Слабый луч света пробился сквозь маленькое окошко. Звезды гасли одна за другой. Вильбур в полумгле разглядел гусыню, расположившуюся в нескольких шагах от него. Она спала, сунув голову под крыло. Поросенок теперь различал и овец, и ягнят. Наконец стало совсем светло.
— О, какое чудесное утро! Я его так долго ждал! Сегодня я увижу своего друга!
Вильбур осмотрелся. Он обыскал весь свой хлев, изучил подоконник, исследовал потолок. Но никого не нашел. Наконец он решился заговорить. Ему не хотелось так рано, на рассвете, будить своих соседей, нарушая их покой, но он не мог придумать ничего другого, чтобы привлечь внимание таинственного нового друга, которого нигде не было видно.
Вильбур откашлялся.
— Внимание, внимание! — объявил он громким и четким голосом. — Пусть тот, кто обратился ко мне вчера вечером перед отходом ко сну, даст о себе знать. Отзовитесь, пожалуйста!
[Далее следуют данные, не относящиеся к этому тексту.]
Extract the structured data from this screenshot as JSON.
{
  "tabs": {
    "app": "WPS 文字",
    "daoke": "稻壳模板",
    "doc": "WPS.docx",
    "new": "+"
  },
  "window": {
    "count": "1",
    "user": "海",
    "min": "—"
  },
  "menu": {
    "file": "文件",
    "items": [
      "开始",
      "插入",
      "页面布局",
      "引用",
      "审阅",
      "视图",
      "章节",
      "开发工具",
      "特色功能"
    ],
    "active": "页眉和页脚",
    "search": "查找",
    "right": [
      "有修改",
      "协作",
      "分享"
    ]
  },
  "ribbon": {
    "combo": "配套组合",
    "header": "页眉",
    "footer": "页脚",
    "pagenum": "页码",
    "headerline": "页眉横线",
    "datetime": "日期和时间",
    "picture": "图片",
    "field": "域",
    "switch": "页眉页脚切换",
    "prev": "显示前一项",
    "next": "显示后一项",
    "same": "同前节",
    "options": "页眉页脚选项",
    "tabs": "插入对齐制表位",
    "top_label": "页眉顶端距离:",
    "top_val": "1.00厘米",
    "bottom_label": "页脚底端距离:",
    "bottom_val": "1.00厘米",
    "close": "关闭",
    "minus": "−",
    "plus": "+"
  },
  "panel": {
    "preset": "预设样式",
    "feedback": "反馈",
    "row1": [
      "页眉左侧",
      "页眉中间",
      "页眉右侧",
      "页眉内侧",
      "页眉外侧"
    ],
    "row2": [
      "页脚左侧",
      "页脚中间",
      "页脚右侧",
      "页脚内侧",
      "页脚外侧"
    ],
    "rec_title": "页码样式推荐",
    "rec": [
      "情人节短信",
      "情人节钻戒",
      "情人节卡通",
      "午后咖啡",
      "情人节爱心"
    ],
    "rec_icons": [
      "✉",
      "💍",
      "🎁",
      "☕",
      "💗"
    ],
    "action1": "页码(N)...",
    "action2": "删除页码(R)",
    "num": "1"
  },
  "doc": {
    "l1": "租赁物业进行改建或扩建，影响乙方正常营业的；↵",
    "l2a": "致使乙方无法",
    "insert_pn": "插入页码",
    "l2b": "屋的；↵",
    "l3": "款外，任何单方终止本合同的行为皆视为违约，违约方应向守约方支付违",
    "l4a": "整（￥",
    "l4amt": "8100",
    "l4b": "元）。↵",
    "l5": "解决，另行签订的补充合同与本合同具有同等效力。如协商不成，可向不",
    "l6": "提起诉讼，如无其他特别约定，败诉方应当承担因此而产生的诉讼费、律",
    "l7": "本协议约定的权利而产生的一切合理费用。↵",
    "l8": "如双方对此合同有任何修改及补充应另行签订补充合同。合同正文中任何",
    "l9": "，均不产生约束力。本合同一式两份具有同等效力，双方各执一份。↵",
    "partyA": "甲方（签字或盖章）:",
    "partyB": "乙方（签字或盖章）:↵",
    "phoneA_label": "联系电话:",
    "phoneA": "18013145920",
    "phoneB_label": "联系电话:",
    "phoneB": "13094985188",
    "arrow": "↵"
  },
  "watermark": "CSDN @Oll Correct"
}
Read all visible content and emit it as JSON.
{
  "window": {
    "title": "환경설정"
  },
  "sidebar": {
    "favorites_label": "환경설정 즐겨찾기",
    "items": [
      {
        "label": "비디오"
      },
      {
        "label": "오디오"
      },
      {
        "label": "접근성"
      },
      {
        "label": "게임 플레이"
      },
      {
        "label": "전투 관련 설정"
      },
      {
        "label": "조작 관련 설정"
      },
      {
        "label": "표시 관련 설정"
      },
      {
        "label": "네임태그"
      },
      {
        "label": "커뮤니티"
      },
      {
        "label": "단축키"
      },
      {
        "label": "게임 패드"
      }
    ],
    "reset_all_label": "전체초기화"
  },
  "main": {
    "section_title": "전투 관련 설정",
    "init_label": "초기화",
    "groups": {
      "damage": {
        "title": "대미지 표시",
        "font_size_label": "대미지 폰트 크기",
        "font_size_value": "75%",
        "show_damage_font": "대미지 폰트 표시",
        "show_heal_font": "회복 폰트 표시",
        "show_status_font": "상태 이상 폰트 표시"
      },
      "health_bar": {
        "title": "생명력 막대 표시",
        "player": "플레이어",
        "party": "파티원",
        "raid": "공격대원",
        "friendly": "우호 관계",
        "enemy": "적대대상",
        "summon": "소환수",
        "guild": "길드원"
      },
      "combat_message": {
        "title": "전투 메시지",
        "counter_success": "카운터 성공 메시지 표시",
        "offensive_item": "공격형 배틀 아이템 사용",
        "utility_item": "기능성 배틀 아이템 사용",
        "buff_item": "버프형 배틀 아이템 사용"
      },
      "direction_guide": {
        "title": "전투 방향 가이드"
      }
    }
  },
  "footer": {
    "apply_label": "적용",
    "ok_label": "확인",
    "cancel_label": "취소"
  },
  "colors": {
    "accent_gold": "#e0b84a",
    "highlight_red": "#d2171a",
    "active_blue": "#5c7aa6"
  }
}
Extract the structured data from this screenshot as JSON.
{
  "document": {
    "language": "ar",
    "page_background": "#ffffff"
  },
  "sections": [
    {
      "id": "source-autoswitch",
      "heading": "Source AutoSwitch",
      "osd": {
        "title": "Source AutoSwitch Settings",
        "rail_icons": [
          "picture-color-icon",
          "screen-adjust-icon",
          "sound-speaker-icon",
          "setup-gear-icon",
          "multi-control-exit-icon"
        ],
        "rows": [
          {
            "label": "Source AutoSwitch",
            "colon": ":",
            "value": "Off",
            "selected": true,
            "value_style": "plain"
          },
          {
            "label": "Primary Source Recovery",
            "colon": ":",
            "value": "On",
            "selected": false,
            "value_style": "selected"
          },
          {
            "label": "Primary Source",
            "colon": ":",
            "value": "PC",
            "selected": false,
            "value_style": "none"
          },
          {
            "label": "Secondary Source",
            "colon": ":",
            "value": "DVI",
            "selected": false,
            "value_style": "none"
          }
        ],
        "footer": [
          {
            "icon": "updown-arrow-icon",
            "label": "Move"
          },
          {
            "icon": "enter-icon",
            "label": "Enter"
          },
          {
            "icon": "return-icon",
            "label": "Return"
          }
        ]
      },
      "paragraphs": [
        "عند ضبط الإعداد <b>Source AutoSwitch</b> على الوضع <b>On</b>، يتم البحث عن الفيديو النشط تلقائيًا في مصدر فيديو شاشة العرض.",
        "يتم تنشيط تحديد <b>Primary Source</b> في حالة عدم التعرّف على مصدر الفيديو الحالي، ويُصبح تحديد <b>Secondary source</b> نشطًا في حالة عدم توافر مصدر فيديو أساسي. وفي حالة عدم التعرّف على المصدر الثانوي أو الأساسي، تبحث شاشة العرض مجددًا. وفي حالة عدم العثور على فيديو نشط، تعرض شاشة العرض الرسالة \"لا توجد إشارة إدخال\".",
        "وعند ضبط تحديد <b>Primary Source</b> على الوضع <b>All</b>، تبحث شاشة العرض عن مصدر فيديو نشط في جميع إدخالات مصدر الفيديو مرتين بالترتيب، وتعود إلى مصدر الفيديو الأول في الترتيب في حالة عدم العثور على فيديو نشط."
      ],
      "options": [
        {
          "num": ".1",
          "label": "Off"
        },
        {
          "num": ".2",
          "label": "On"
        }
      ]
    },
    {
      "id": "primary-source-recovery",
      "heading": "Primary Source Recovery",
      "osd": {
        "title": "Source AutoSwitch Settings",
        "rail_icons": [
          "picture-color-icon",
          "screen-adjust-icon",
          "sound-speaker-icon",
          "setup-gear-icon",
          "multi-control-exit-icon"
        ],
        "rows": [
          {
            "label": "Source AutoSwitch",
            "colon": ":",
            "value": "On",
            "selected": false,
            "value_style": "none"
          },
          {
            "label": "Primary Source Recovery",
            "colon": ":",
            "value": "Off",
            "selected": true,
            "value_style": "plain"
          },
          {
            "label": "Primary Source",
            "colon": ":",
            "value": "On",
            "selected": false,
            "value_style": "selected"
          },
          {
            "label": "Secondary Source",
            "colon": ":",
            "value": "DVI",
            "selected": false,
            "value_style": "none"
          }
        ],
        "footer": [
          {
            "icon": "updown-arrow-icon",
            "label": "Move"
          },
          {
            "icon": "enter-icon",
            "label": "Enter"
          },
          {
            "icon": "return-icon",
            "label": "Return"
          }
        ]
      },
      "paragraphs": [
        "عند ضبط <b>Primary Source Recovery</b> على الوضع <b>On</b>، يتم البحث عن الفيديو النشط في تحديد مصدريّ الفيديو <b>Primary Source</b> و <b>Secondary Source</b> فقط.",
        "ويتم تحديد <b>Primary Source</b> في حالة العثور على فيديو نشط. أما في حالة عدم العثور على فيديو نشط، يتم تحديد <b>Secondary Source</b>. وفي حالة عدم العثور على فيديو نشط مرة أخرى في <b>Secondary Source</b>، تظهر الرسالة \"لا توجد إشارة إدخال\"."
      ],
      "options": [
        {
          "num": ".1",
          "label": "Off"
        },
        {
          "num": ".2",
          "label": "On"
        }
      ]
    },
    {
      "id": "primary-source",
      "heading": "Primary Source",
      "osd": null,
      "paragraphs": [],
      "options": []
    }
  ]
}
Вильбур подождал немного, прислушиваясь. Все животные подняли головы и уставились на поросенка. Вильбур смутился. Он твердо решил вступить в контакт с незнакомым другом.
— Внимание, внимание! — снова заговорил он. — Я повторяю объявление. Пусть тот, кто обратился ко мне вчера вечером, перед отходом ко сну, даст о себе знать! Будьте добры, скажите, где вы находитесь, если вы — мой друг!